Abstract 16341: Msx2 Regulates Osteochondrogenic Gene Expression In Bone Morphogenetic Protein-2-Stimulated Vascular Smooth Muscle Cells From Leptin-Deficient ob/ob Mice
Diabetes increases vascular calcification, which is associated with higher cardiovascular mortality. In order to assess calcifying mechanisms in insulin resistance and obesity, we isolated vascular smooth muscle cells (SMC) from leptin-deficient ob/ob (obob) and from C57BL6 (C57) mice, which were cultured without or with bone morphogenetic protein-2 (BMP2) 50ng/mL, a potent mediator of vascular calcification. Results demonstrated herein are statistically significant (Mean±SEM, ANOVA, p<0.05, n=3 to 6). Calcification increased both in untreated obob vs. C57 SMC (1.44±0.06 vs. 1±0.29) and in BMP2-treated obob vs. C57 SMC (2.03±0.06 vs. 1.32±0.06) after 14 days. Although alkaline phosphatase (ALP) mRNA expression increased in obob vs. C57 SMC both without BMP2 (8.35±1.31 vs. 1.01±0.07) and with BMP2 (15.22±3.21 vs. 1.88±0.23), ALP activity decreased in obob vs. C57 SMC without BMP2 (0.13±0.02 vs. 1±0.03) and was not different with BMP2 (2.56±0.05 vs. 3.12±0.22, p=NS). Then, we showed that MSX2 mRNA expression increased in untreated obob vs. C57 SMC (9.01±1.79 vs. 1.03±0.14) and after incubation with BMP2 for 48h (19.26±5.58 vs. 0.71±0.07). Moreover, obob ex-vivo cultured aorta rings showed increased MSX2 mRNA expression vs. C57 (4.85±0.85 vs. 0.97±0.58).

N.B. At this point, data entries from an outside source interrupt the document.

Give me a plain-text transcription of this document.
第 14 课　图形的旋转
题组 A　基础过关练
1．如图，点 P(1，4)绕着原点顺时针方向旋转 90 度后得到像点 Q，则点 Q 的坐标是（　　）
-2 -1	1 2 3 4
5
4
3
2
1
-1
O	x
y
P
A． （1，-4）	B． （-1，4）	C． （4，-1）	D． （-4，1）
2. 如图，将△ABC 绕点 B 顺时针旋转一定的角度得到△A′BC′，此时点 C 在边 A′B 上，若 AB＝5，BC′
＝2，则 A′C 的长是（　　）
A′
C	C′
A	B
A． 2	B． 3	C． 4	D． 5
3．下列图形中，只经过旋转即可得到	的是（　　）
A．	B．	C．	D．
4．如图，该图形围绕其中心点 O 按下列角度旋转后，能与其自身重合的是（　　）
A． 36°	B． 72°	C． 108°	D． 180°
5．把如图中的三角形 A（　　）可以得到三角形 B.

To further determine the role of MSX2 in osteochondrogenic differentiation of SMC, we transfected C57 and obob SMC with either MSX2 siRNA (MSX2C57; MSX2obob) or β-catenin-1 siRNA (βCatC57; βCatobob) or scrambled siRNA (ScrC57; Scrobob) and incubated these cells without or with BMP2 for 48h. BMP2-incubated Scrobob increased MSX2, RUNX2 and ALP mRNA expression vs. untreated Scrobob (3.16±0.91 vs. 1.1±0.22; 2.37±0.57 vs. 1.04±0.14 and 4.51±0.79 vs. 1.12±0.35 respectively), which was abrogated in MSX2obob+BMP2 SMC (0.58±0.13; 0.83±0.22; 2.94±0.41). Moreover, BMP2-treated βCatobob decreased RUNX2 mRNA expression vs. Scrobob+BMP2, which did not occur in C57 SMC. In opposition to obob, BMP2-treated MSX2C57 SMC increased RUNX2 mRNA expression vs. untreated ScrC57 and MSX2C57. Still, increased ALP mRNA expression persisted in MSX2C57 vs. ScrC57 SMC after BMP2 stimulation. In conclusion, MSX2 mediates osteochondrogenic gene expression in BMP2-stimulated obob SMC.
- © 2013 by American Heart Association, Inc.